Deep networks have unstable activations. Values explode or vanish as they pass through layers. Normalization fixes this. Layer norm is the flavor transformers use.

The problem

Without normalization, activations can:

  • Grow exponentially (exploding)
  • Shrink to near-zero (vanishing)
  • Shift distribution layer by layer

This makes training unstable.
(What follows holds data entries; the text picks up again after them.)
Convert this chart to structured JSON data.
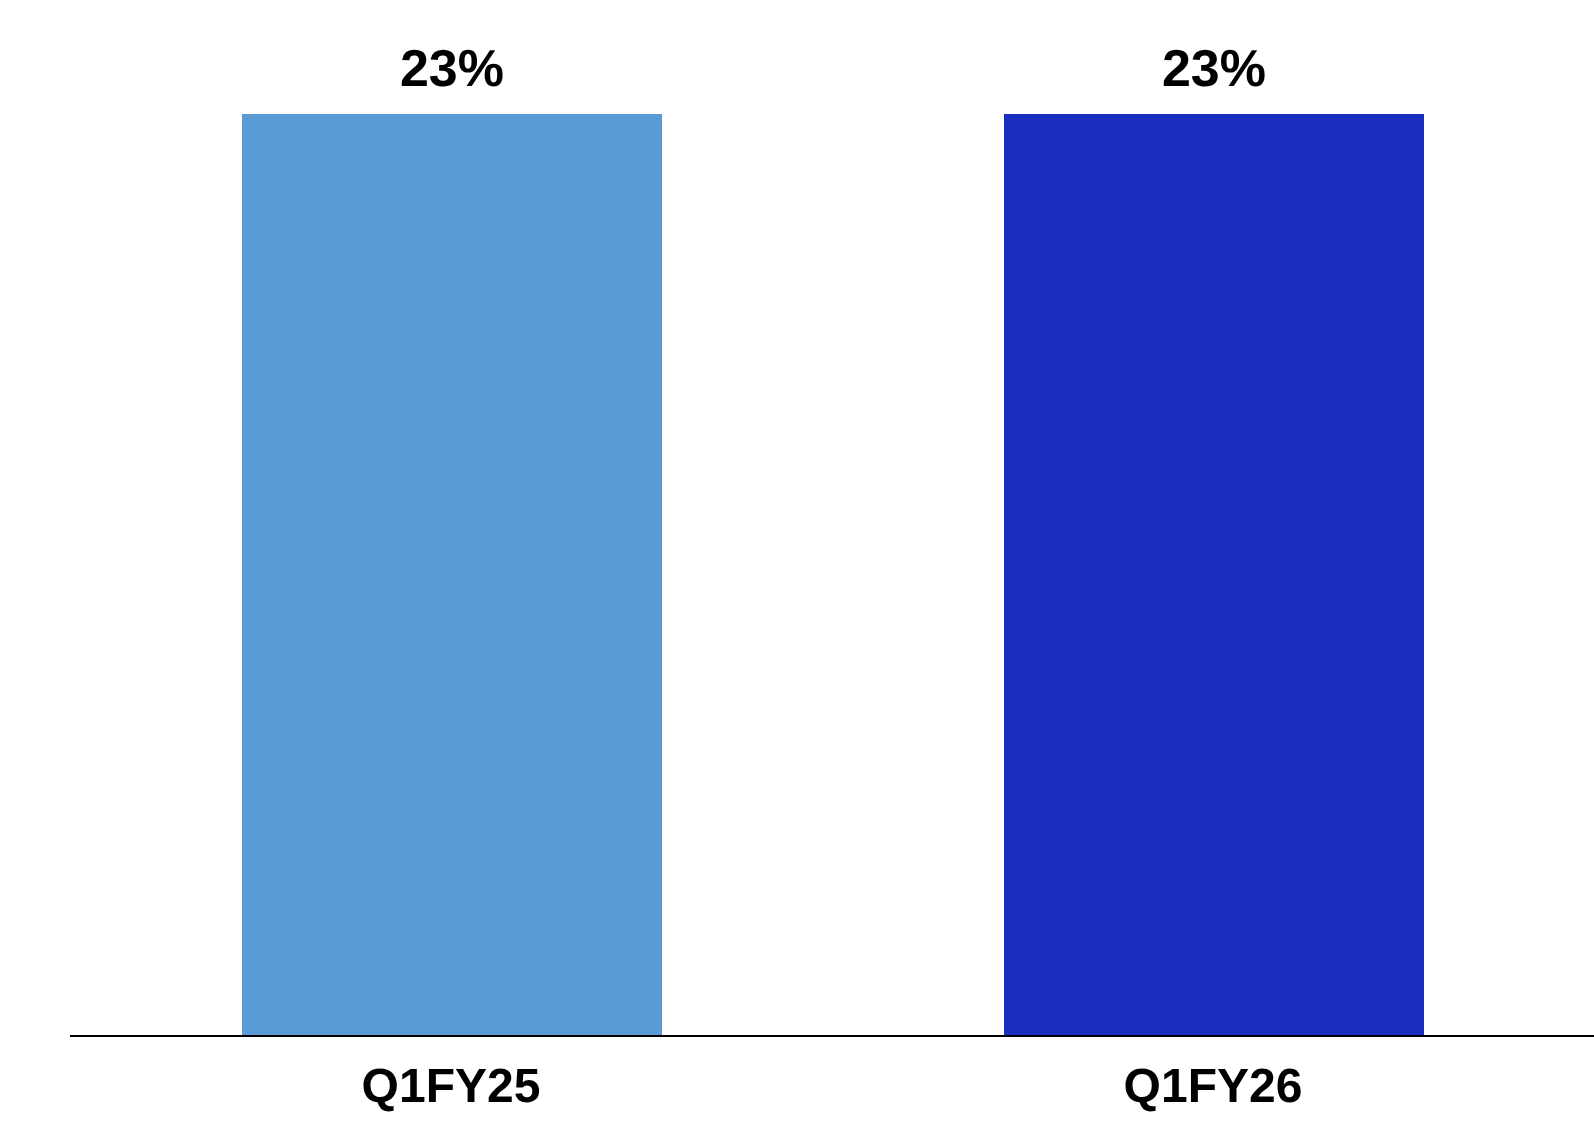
{
  "chart_data": {
    "type": "bar",
    "categories": [
      "Q1FY25",
      "Q1FY26"
    ],
    "values": [
      23,
      23
    ],
    "value_labels": [
      "23%",
      "23%"
    ],
    "colors": [
      "#5b9bd5",
      "#1a2fc0"
    ],
    "grid": false,
    "legend": false
  }
}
Learning rate that works for one layer fails for another.

Layer Norm formula

For each sample, normalize across the feature dimension:

$$\text{LayerNorm}(x) = \gamma \cdot \frac{x - \mu}{\sqrt{\sigma^2 + \epsilon}} + \beta$$

Where:

  • μ = mean across features
  • σ² = variance across features
  • γ, β = learnable scale and shift
  • ε = small constant for stability

Layer Normalization

See it visualized: Layer Norm Animation

Code

def layer_norm(x, gamma, beta, eps=1e-5):
    mean = x.mean(dim=-1, keepdim=True)
    var = x.var(dim=-1, keepdim=True)
    x_norm = (x - mean) / torch.sqrt(var + eps)
    return gamma * x_norm + beta

Or just:

layer_norm = nn.LayerNorm(hidden_size)
output = layer_norm(x)

Layer Norm vs Batch Norm

Batch Norm:

  • Normalize across batch dimension
  • Needs batch statistics
  • Different behavior train vs eval
  • Works great for CNNs

Layer Norm:

  • Normalize across feature dimension
  • Each sample independent
  • Same behavior train and eval
  • Works great for transformers
Batch Norm: normalize each feature across batch
           [sample1_feat1, sample2_feat1, ...] → normalize

Layer Norm: normalize each sample across features
           [sample1_feat1, sample1_feat2, ...] → normalize

Why transformers use Layer Norm

Batch norm fails with:

  • Variable sequence lengths (different pad amounts)
  • Small batches
  • Recurrent processing

Layer norm handles these because each sample normalized independently.

Pre-norm vs Post-norm

Post-norm (original transformer):

x = x + sublayer(x)
x = layer_norm(x)

Pre-norm (GPT-2 style):

x = x + sublayer(layer_norm(x))

Pre-norm trains more stably. Most modern models use it.

RMSNorm

Simplified version used in LLaMA:

$$\text{RMSNorm}(x) = \gamma \cdot \frac{x}{\sqrt{\frac{1}{n}\sum_i x_i^2 + \epsilon}}$$

Skip the mean subtraction. Just normalize by root mean square.

Slightly faster, works just as well usually.

def rms_norm(x, gamma, eps=1e-5):
    rms = torch.sqrt(torch.mean(x**2, dim=-1, keepdim=True) + eps)
    return gamma * x / rms

Where to put it

In transformer:

# Attention block
x = x + attention(layer_norm(x))

# FFN block  
x = x + ffn(layer_norm(x))

Some architectures add final layer norm at the end.